The schools will all feature a standard core design that allows modular classrooms to manage growth.

Having received a favourable response to the request for qualifications stage, the government will move forward with the P3 school project. Tim Chamberlin, senior public affairs offices with Alberta Education, says the stage commonly called request for quotation (RFQ) allows industry to submit documentation outlining their qualifications to complete the project.
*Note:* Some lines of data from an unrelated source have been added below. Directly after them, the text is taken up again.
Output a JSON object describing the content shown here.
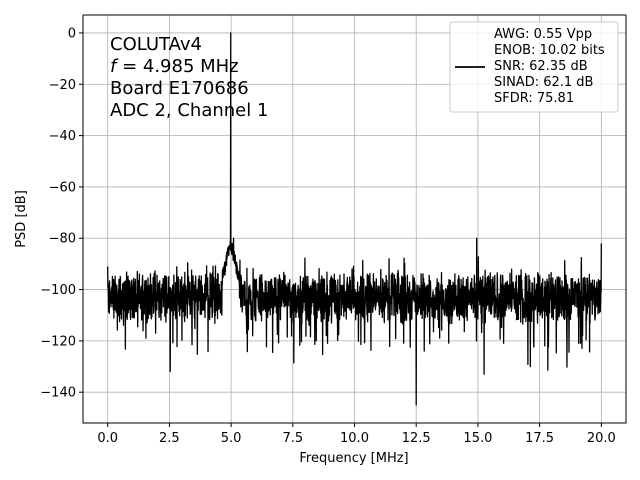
{
  "chart_data": {
    "type": "line",
    "xlabel": "Frequency [MHz]",
    "ylabel": "PSD [dB]",
    "xlim": [
      -1,
      21
    ],
    "ylim": [
      -152,
      7
    ],
    "xticks": [
      0.0,
      2.5,
      5.0,
      7.5,
      10.0,
      12.5,
      15.0,
      17.5,
      20.0
    ],
    "xtick_labels": [
      "0.0",
      "2.5",
      "5.0",
      "7.5",
      "10.0",
      "12.5",
      "15.0",
      "17.5",
      "20.0"
    ],
    "yticks": [
      0,
      -20,
      -40,
      -60,
      -80,
      -100,
      -120,
      -140
    ],
    "ytick_labels": [
      "0",
      "−20",
      "−40",
      "−60",
      "−80",
      "−100",
      "−120",
      "−140"
    ],
    "grid": true,
    "legend_position": "top-right",
    "annotation_lines": [
      {
        "prefix": "",
        "italic": "",
        "rest": "COLUTAv4"
      },
      {
        "prefix": "",
        "italic": "f",
        "rest": " = 4.985 MHz"
      },
      {
        "prefix": "",
        "italic": "",
        "rest": "Board E170686"
      },
      {
        "prefix": "",
        "italic": "",
        "rest": "ADC 2, Channel 1"
      }
    ],
    "legend_lines": [
      "AWG: 0.55 Vpp",
      "ENOB: 10.02 bits",
      "SNR: 62.35 dB",
      "SINAD: 62.1 dB",
      "SFDR: 75.81"
    ],
    "series": [
      {
        "color": "#000000",
        "noise_floor_db": -103,
        "x_range": [
          0,
          20
        ],
        "peaks": [
          {
            "x": 0.0,
            "y": -91
          },
          {
            "x": 4.985,
            "y": 0
          },
          {
            "x": 5.1,
            "y": -80
          },
          {
            "x": 9.9,
            "y": -92
          },
          {
            "x": 12.5,
            "y": -145
          },
          {
            "x": 14.95,
            "y": -80
          },
          {
            "x": 15.25,
            "y": -133
          },
          {
            "x": 20.0,
            "y": -82
          }
        ]
      }
    ]
  }
}
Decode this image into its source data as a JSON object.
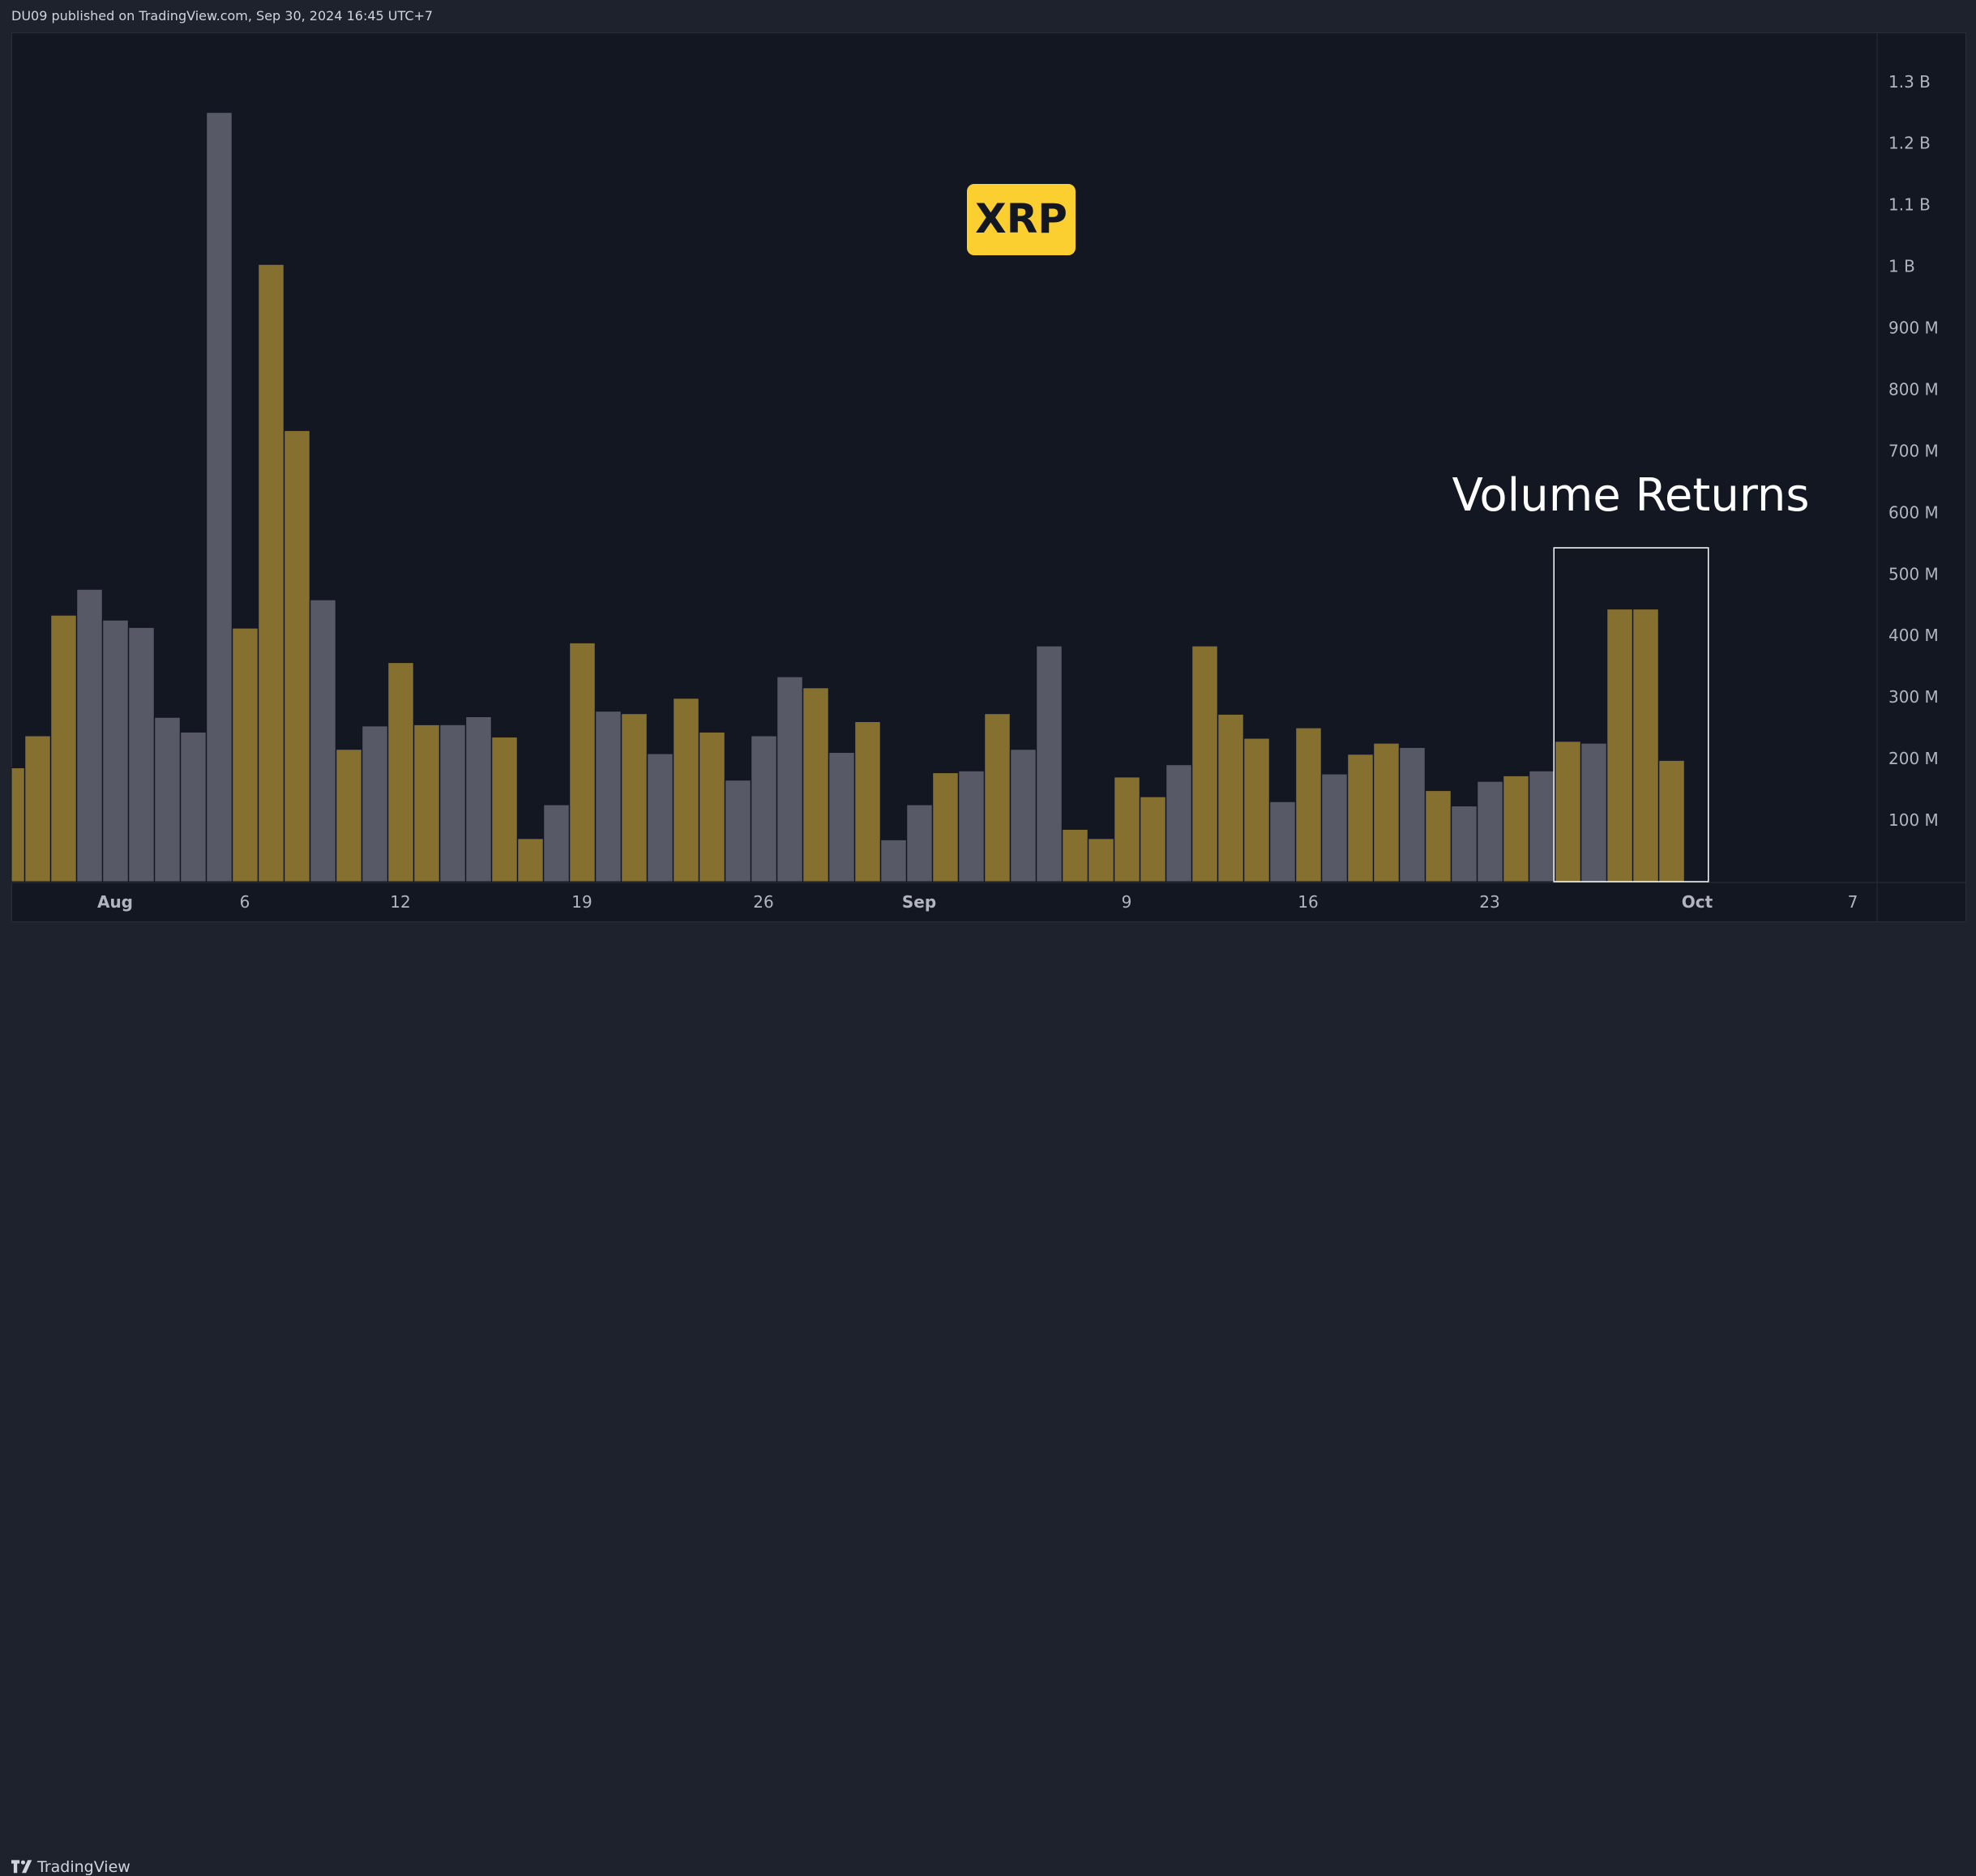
{
  "header": {
    "publish_info": "DU09 published on TradingView.com, Sep 30, 2024 16:45 UTC+7"
  },
  "footer": {
    "brand": "TradingView"
  },
  "annotations": {
    "symbol_badge": "XRP",
    "highlight_label": "Volume Returns"
  },
  "colors": {
    "background": "#131722",
    "up_volume": "#857030",
    "down_volume": "#575a66",
    "badge": "#fccf30",
    "highlight_box": "#ffffff"
  },
  "chart_data": {
    "type": "bar",
    "title": "",
    "xlabel": "",
    "ylabel": "",
    "y_unit": "millions",
    "ylim": [
      0,
      1380
    ],
    "y_ticks": [
      {
        "value": 100,
        "label": "100 M"
      },
      {
        "value": 200,
        "label": "200 M"
      },
      {
        "value": 300,
        "label": "300 M"
      },
      {
        "value": 400,
        "label": "400 M"
      },
      {
        "value": 500,
        "label": "500 M"
      },
      {
        "value": 600,
        "label": "600 M"
      },
      {
        "value": 700,
        "label": "700 M"
      },
      {
        "value": 800,
        "label": "800 M"
      },
      {
        "value": 900,
        "label": "900 M"
      },
      {
        "value": 1000,
        "label": "1 B"
      },
      {
        "value": 1100,
        "label": "1.1 B"
      },
      {
        "value": 1200,
        "label": "1.2 B"
      },
      {
        "value": 1300,
        "label": "1.3 B"
      }
    ],
    "x_ticks": [
      {
        "date": "2024-08-01",
        "label": "Aug",
        "bold": true
      },
      {
        "date": "2024-08-06",
        "label": "6",
        "bold": false
      },
      {
        "date": "2024-08-12",
        "label": "12",
        "bold": false
      },
      {
        "date": "2024-08-19",
        "label": "19",
        "bold": false
      },
      {
        "date": "2024-08-26",
        "label": "26",
        "bold": false
      },
      {
        "date": "2024-09-01",
        "label": "Sep",
        "bold": true
      },
      {
        "date": "2024-09-09",
        "label": "9",
        "bold": false
      },
      {
        "date": "2024-09-16",
        "label": "16",
        "bold": false
      },
      {
        "date": "2024-09-23",
        "label": "23",
        "bold": false
      },
      {
        "date": "2024-10-01",
        "label": "Oct",
        "bold": true
      },
      {
        "date": "2024-10-07",
        "label": "7",
        "bold": false
      }
    ],
    "x_range": [
      "2024-07-28",
      "2024-10-11"
    ],
    "highlight": {
      "from": "2024-09-26",
      "to": "2024-09-30",
      "label": "Volume Returns"
    },
    "bars": [
      {
        "date": "2024-07-28",
        "value": 185,
        "dir": "up"
      },
      {
        "date": "2024-07-29",
        "value": 237,
        "dir": "up"
      },
      {
        "date": "2024-07-30",
        "value": 433,
        "dir": "up"
      },
      {
        "date": "2024-07-31",
        "value": 475,
        "dir": "down"
      },
      {
        "date": "2024-08-01",
        "value": 425,
        "dir": "down"
      },
      {
        "date": "2024-08-02",
        "value": 413,
        "dir": "down"
      },
      {
        "date": "2024-08-03",
        "value": 267,
        "dir": "down"
      },
      {
        "date": "2024-08-04",
        "value": 243,
        "dir": "down"
      },
      {
        "date": "2024-08-05",
        "value": 1250,
        "dir": "down"
      },
      {
        "date": "2024-08-06",
        "value": 412,
        "dir": "up"
      },
      {
        "date": "2024-08-07",
        "value": 1003,
        "dir": "up"
      },
      {
        "date": "2024-08-08",
        "value": 733,
        "dir": "up"
      },
      {
        "date": "2024-08-09",
        "value": 458,
        "dir": "down"
      },
      {
        "date": "2024-08-10",
        "value": 215,
        "dir": "up"
      },
      {
        "date": "2024-08-11",
        "value": 253,
        "dir": "down"
      },
      {
        "date": "2024-08-12",
        "value": 356,
        "dir": "up"
      },
      {
        "date": "2024-08-13",
        "value": 255,
        "dir": "up"
      },
      {
        "date": "2024-08-14",
        "value": 255,
        "dir": "down"
      },
      {
        "date": "2024-08-15",
        "value": 268,
        "dir": "down"
      },
      {
        "date": "2024-08-16",
        "value": 235,
        "dir": "up"
      },
      {
        "date": "2024-08-17",
        "value": 70,
        "dir": "up"
      },
      {
        "date": "2024-08-18",
        "value": 125,
        "dir": "down"
      },
      {
        "date": "2024-08-19",
        "value": 388,
        "dir": "up"
      },
      {
        "date": "2024-08-20",
        "value": 277,
        "dir": "down"
      },
      {
        "date": "2024-08-21",
        "value": 273,
        "dir": "up"
      },
      {
        "date": "2024-08-22",
        "value": 208,
        "dir": "down"
      },
      {
        "date": "2024-08-23",
        "value": 298,
        "dir": "up"
      },
      {
        "date": "2024-08-24",
        "value": 243,
        "dir": "up"
      },
      {
        "date": "2024-08-25",
        "value": 165,
        "dir": "down"
      },
      {
        "date": "2024-08-26",
        "value": 237,
        "dir": "down"
      },
      {
        "date": "2024-08-27",
        "value": 333,
        "dir": "down"
      },
      {
        "date": "2024-08-28",
        "value": 315,
        "dir": "up"
      },
      {
        "date": "2024-08-29",
        "value": 210,
        "dir": "down"
      },
      {
        "date": "2024-08-30",
        "value": 260,
        "dir": "up"
      },
      {
        "date": "2024-08-31",
        "value": 68,
        "dir": "down"
      },
      {
        "date": "2024-09-01",
        "value": 125,
        "dir": "down"
      },
      {
        "date": "2024-09-02",
        "value": 177,
        "dir": "up"
      },
      {
        "date": "2024-09-03",
        "value": 180,
        "dir": "down"
      },
      {
        "date": "2024-09-04",
        "value": 273,
        "dir": "up"
      },
      {
        "date": "2024-09-05",
        "value": 215,
        "dir": "down"
      },
      {
        "date": "2024-09-06",
        "value": 383,
        "dir": "down"
      },
      {
        "date": "2024-09-07",
        "value": 85,
        "dir": "up"
      },
      {
        "date": "2024-09-08",
        "value": 70,
        "dir": "up"
      },
      {
        "date": "2024-09-09",
        "value": 170,
        "dir": "up"
      },
      {
        "date": "2024-09-10",
        "value": 138,
        "dir": "up"
      },
      {
        "date": "2024-09-11",
        "value": 190,
        "dir": "down"
      },
      {
        "date": "2024-09-12",
        "value": 383,
        "dir": "up"
      },
      {
        "date": "2024-09-13",
        "value": 272,
        "dir": "up"
      },
      {
        "date": "2024-09-14",
        "value": 233,
        "dir": "up"
      },
      {
        "date": "2024-09-15",
        "value": 130,
        "dir": "down"
      },
      {
        "date": "2024-09-16",
        "value": 250,
        "dir": "up"
      },
      {
        "date": "2024-09-17",
        "value": 175,
        "dir": "down"
      },
      {
        "date": "2024-09-18",
        "value": 207,
        "dir": "up"
      },
      {
        "date": "2024-09-19",
        "value": 225,
        "dir": "up"
      },
      {
        "date": "2024-09-20",
        "value": 218,
        "dir": "down"
      },
      {
        "date": "2024-09-21",
        "value": 148,
        "dir": "up"
      },
      {
        "date": "2024-09-22",
        "value": 123,
        "dir": "down"
      },
      {
        "date": "2024-09-23",
        "value": 163,
        "dir": "down"
      },
      {
        "date": "2024-09-24",
        "value": 172,
        "dir": "up"
      },
      {
        "date": "2024-09-25",
        "value": 180,
        "dir": "down"
      },
      {
        "date": "2024-09-26",
        "value": 228,
        "dir": "up"
      },
      {
        "date": "2024-09-27",
        "value": 225,
        "dir": "down"
      },
      {
        "date": "2024-09-28",
        "value": 443,
        "dir": "up"
      },
      {
        "date": "2024-09-29",
        "value": 443,
        "dir": "up"
      },
      {
        "date": "2024-09-30",
        "value": 197,
        "dir": "up"
      }
    ]
  }
}
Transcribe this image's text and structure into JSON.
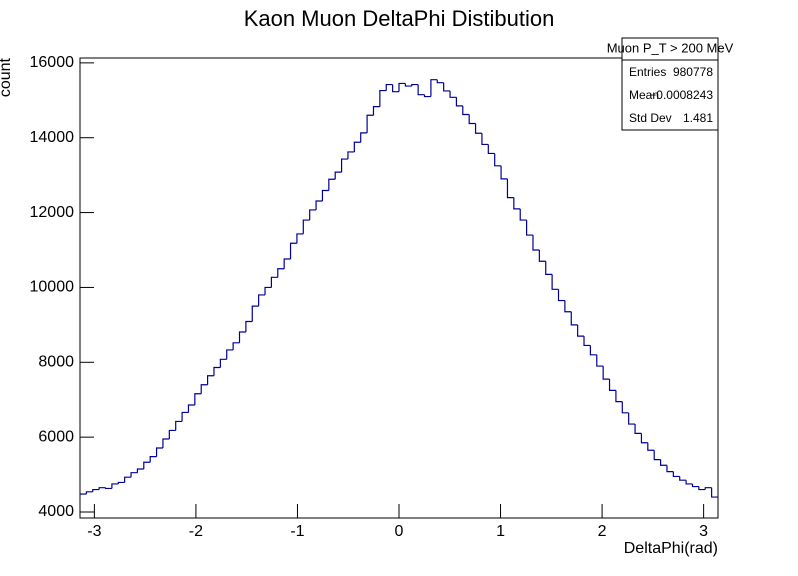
{
  "chart_data": {
    "type": "histogram",
    "title": "Kaon Muon DeltaPhi Distibution",
    "x_label": "DeltaPhi(rad)",
    "y_label": "count",
    "color": "#000099",
    "bins": [
      -3.1416,
      -3.0788,
      -3.0159,
      -2.9531,
      -2.8903,
      -2.8274,
      -2.7646,
      -2.7018,
      -2.6389,
      -2.5761,
      -2.5133,
      -2.4504,
      -2.3876,
      -2.3248,
      -2.2619,
      -2.1991,
      -2.1363,
      -2.0735,
      -2.0106,
      -1.9478,
      -1.885,
      -1.8221,
      -1.7593,
      -1.6965,
      -1.6336,
      -1.5708,
      -1.508,
      -1.4451,
      -1.3823,
      -1.3195,
      -1.2566,
      -1.1938,
      -1.131,
      -1.0681,
      -1.0053,
      -0.9425,
      -0.8796,
      -0.8168,
      -0.754,
      -0.6912,
      -0.6283,
      -0.5655,
      -0.5027,
      -0.4398,
      -0.377,
      -0.3142,
      -0.2513,
      -0.1885,
      -0.1257,
      -0.0628,
      0,
      0.0628,
      0.1257,
      0.1885,
      0.2513,
      0.3142,
      0.377,
      0.4398,
      0.5027,
      0.5655,
      0.6283,
      0.6912,
      0.754,
      0.8168,
      0.8796,
      0.9425,
      1.0053,
      1.0681,
      1.131,
      1.1938,
      1.2566,
      1.3195,
      1.3823,
      1.4451,
      1.508,
      1.5708,
      1.6336,
      1.6965,
      1.7593,
      1.8221,
      1.885,
      1.9478,
      2.0106,
      2.0735,
      2.1363,
      2.1991,
      2.2619,
      2.3248,
      2.3876,
      2.4504,
      2.5133,
      2.5761,
      2.6389,
      2.7018,
      2.7646,
      2.8274,
      2.8903,
      2.9531,
      3.0159,
      3.0788,
      3.1416
    ],
    "values": [
      4480,
      4540,
      4600,
      4650,
      4630,
      4750,
      4790,
      4930,
      5050,
      5150,
      5330,
      5480,
      5710,
      5950,
      6180,
      6420,
      6660,
      6860,
      7160,
      7400,
      7640,
      7860,
      8080,
      8330,
      8520,
      8810,
      9090,
      9500,
      9800,
      10000,
      10270,
      10500,
      10760,
      11180,
      11430,
      11800,
      12070,
      12310,
      12590,
      12890,
      13080,
      13430,
      13620,
      13880,
      14130,
      14600,
      14830,
      15260,
      15420,
      15230,
      15450,
      15380,
      15420,
      15150,
      15100,
      15550,
      15470,
      15250,
      15080,
      14850,
      14620,
      14380,
      14120,
      13820,
      13580,
      13250,
      12900,
      12400,
      12100,
      11800,
      11400,
      11000,
      10700,
      10350,
      9950,
      9650,
      9350,
      9000,
      8700,
      8450,
      8200,
      7900,
      7550,
      7250,
      6950,
      6650,
      6350,
      6100,
      5850,
      5650,
      5400,
      5250,
      5080,
      4950,
      4850,
      4750,
      4680,
      4600,
      4650,
      4400
    ],
    "xlim": [
      -3.1416,
      3.1416
    ],
    "xticks": [
      -3,
      -2,
      -1,
      0,
      1,
      2,
      3
    ],
    "ylim": [
      3840,
      16130
    ],
    "yticks": [
      4000,
      6000,
      8000,
      10000,
      12000,
      14000,
      16000
    ],
    "stats": {
      "title": "Muon P_T > 200 MeV",
      "entries_label": "Entries",
      "entries": 980778,
      "mean_label": "Mean",
      "mean": {
        "value": -0.0008243,
        "label": "−0.0008243"
      },
      "std_label": "Std Dev",
      "std": 1.481
    }
  }
}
"There are a number of criteria [industry] has to meet to move onto the RFP [request for proposal] stage," he explains. "The RFQ [should demonstrate the applicants] are in a good position to handle all the elements of the project."

By the Nov. 29, 2007, deadline, the government received four submissions. After carefully reviewing RFQs, the government will announce the shortlist in January. The short-listed proponents will then be invited to participate in the request for proposal stage. The RFP deadline and selection process will happen in July 2008.

What the final price tag will be for the new schools is hard to predict. Just before Alberta Construction Magazine went to press in December, the Alberta government hiked its budget to $312 million for the new schools. The revelation came after questions from the Alberta Liberals in the legislature about why the budget had been hiked and why the government was considering amending the Fiscal Responsibility Act to consider long-term project costs as provincial debt.

What is known is that the government's investment for new school infrastructure, as well as modernization and maintenance, totals more than $600 million for the 2007-08 fiscal year. Also, Alberta's 2007-10 Capital Plan includes funding for 88 new or major modernization projects.

Chamberlin says the project groups for the P3 school project looked at successful and unsuccessful P3s and built "what we call a made-in-Alberta" approach.

Adds Chamberlin: "This new approach to building schools will involve the construction of more schools, more quickly, at a reduced cost to taxpayers because of the consolidated approach."